Saturday, 06/21/2008 1:11:27 AM

Saturday, June 21, 2008 1:11:27 AM

Post# of 252642
MRK’s Cordaptive Delayed Until 2013

http://online.wsj.com/article/SB121397005351191867.html

>>
By MIKE BARRIS
June 20, 2008 10:24 a.m.

Merck & Co. might have to wait until 2013 to again seek approval of its Cordaptive cholesterol drug as the Food and Drug Administration may not consider additional data it wants before then.

January 2013 is the targeted completion date for the so-called Thrive study, in which Cordaptive's potential in lessening "vascular events" is being evaluated.

Cordaptive's potential FDA approval was set aside April 28 in the form of a "not approvable letter," in which the agency seeks additional data from the applicant.

Merck said Friday it recently met with the FDA to discuss the rejection, and that the agency suggested the company wait for Thrive's results before seeking approval.

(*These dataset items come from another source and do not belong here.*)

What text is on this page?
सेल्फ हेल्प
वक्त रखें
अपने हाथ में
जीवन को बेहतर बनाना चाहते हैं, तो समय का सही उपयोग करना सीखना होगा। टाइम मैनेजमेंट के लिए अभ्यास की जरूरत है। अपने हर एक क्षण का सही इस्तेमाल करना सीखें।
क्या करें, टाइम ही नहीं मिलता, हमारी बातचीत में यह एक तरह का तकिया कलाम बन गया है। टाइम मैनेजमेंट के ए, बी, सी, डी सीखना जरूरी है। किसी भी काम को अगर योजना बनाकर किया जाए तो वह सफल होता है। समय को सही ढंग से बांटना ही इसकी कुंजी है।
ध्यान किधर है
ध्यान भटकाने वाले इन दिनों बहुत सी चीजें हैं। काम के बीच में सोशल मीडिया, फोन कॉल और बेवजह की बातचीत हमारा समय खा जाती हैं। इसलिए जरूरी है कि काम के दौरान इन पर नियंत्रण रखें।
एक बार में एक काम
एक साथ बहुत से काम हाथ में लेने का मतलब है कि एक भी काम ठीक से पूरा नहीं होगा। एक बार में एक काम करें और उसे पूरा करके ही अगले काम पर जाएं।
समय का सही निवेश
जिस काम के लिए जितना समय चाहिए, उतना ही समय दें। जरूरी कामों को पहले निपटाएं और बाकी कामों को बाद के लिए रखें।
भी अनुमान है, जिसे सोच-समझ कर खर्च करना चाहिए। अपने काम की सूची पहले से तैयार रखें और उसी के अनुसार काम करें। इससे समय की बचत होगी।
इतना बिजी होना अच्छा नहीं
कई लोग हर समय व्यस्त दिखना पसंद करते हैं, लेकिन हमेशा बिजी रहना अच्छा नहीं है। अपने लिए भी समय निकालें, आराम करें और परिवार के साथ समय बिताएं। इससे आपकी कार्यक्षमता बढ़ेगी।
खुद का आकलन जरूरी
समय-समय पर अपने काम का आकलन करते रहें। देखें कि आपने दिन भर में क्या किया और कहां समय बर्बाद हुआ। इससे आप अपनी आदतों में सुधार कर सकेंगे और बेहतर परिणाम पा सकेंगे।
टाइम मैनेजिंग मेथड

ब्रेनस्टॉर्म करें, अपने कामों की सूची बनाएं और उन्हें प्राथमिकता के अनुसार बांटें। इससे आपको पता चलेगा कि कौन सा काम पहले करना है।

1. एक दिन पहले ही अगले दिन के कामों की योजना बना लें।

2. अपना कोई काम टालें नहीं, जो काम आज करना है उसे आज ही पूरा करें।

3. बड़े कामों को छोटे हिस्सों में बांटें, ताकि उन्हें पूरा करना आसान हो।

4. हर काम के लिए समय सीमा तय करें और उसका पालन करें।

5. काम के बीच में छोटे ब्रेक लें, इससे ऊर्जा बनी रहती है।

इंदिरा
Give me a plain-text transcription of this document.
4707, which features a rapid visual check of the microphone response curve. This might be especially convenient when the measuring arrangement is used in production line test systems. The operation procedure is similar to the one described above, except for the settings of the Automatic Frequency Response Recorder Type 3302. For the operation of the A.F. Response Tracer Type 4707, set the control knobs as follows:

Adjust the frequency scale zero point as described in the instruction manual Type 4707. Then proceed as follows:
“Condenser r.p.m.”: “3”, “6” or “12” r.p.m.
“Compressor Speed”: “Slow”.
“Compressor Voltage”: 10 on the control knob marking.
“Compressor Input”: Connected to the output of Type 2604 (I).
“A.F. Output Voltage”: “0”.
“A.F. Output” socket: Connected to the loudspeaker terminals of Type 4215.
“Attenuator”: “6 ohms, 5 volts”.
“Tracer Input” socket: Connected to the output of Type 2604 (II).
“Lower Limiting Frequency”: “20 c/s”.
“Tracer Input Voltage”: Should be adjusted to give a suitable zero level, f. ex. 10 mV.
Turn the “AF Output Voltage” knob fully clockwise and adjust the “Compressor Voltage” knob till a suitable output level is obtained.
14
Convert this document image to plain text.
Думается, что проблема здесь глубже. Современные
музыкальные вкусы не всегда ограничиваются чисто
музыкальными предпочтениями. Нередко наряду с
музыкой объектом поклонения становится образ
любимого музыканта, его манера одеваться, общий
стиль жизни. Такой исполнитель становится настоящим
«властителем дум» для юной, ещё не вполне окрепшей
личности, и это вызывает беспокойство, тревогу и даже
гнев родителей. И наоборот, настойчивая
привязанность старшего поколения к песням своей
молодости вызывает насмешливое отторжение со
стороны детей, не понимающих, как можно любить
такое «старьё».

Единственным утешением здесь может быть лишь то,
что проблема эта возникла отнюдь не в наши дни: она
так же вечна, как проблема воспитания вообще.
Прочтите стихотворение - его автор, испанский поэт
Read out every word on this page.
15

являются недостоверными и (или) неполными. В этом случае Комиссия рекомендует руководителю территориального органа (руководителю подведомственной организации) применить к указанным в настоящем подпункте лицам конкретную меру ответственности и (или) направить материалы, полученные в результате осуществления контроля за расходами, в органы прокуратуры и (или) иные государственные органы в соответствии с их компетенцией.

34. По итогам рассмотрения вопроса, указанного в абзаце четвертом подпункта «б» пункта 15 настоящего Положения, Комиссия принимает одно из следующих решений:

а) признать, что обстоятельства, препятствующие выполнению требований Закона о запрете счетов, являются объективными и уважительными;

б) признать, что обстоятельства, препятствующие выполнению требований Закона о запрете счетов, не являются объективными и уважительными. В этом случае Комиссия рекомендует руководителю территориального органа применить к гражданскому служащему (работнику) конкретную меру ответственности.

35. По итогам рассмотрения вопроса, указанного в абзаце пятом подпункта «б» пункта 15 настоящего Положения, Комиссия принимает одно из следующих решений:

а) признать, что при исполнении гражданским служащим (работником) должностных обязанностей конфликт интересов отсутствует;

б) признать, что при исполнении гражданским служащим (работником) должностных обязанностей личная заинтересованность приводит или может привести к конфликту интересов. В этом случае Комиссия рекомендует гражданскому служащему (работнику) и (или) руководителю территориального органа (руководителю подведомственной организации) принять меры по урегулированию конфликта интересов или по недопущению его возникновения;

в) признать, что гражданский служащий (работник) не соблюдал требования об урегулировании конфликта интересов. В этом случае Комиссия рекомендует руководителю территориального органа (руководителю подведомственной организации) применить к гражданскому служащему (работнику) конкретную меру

The drug maker said talks will continue in hopes of making an earlier filing, one which Merck admitted wouldn't take place until 2010.

Thrive, a Merck sponsored trial in partnership with University of Oxford, is planned to have about 20,000 patients - there are 12,000 currently. The trial compares Cordapitve plus simvastatin, a generic statin that is also marketed by Merck as Zocor, versus simvastatin alone and assesses heart attacks or coronary death, stroke or need for arterial bypass procedures.

Other studies for Cordaptive thus far have been only on its effect on cholesterol levels.

"We are disappointed, but continue to have confidence in the potential of MK-0524A to provide physicians with an important option to manage their patients' cholesterol," said Peter S. Kim, president of Merck Research Laboratories.

The FDA's rejection of the drug - one of the most promising in Merck's development pipeline - handed a big setback to efforts to reinvigorate Merck's turnaround and shore up its faltering share price. The company had hoped to get Cordaptive on the market this year.

Merck was counting on Cordaptive to bring in as much as $2 billion a year in sales, financial-services firm Raymond James & Associates estimated at the time.

Merck hoped to package Cordaptive with Zocor, which treats cholesterol in a different way and brought in $5 billion a year before losing its patent protection in 2006. But any plans to seek approval won't be made until Merck completes its Cordaptive response.

Merck's stock has taken a beating recently. It slid following the turn-down announcement. At the time, the stock had already fallen 30.7% since the company released unfavorable data from the study of another cholesterol drug, Vytorin, in January. Some analysts have theorized that the stock hasn't rebounded because of Wall Street's uncertainty about Cordaptive's FDA prospects.

Cordaptive combines the vitamin niacin with a new agent to make niacin easier for patients to tolerate. Niacin works to both reduce "bad" and raise "good" types of cholesterol, but comes with an uncomfortable side effect called flushing that can make patients' skin feel hot and tingly. To make Cordaptive, Merck adds a new agent, laropriprant, to turn down the flushing. But that add-on has drawn criticism because of a theoretical link to heart problems and because it hasn't been widely tested by itself.

In May, Merck discontinued a Cordaptive study after the trial's overseers concluded the patient population wasn't appropriate for the imaging technology being used to measure the drug's effectiveness. The study was using an imaging technique to measure the drug's effect on artery thickness.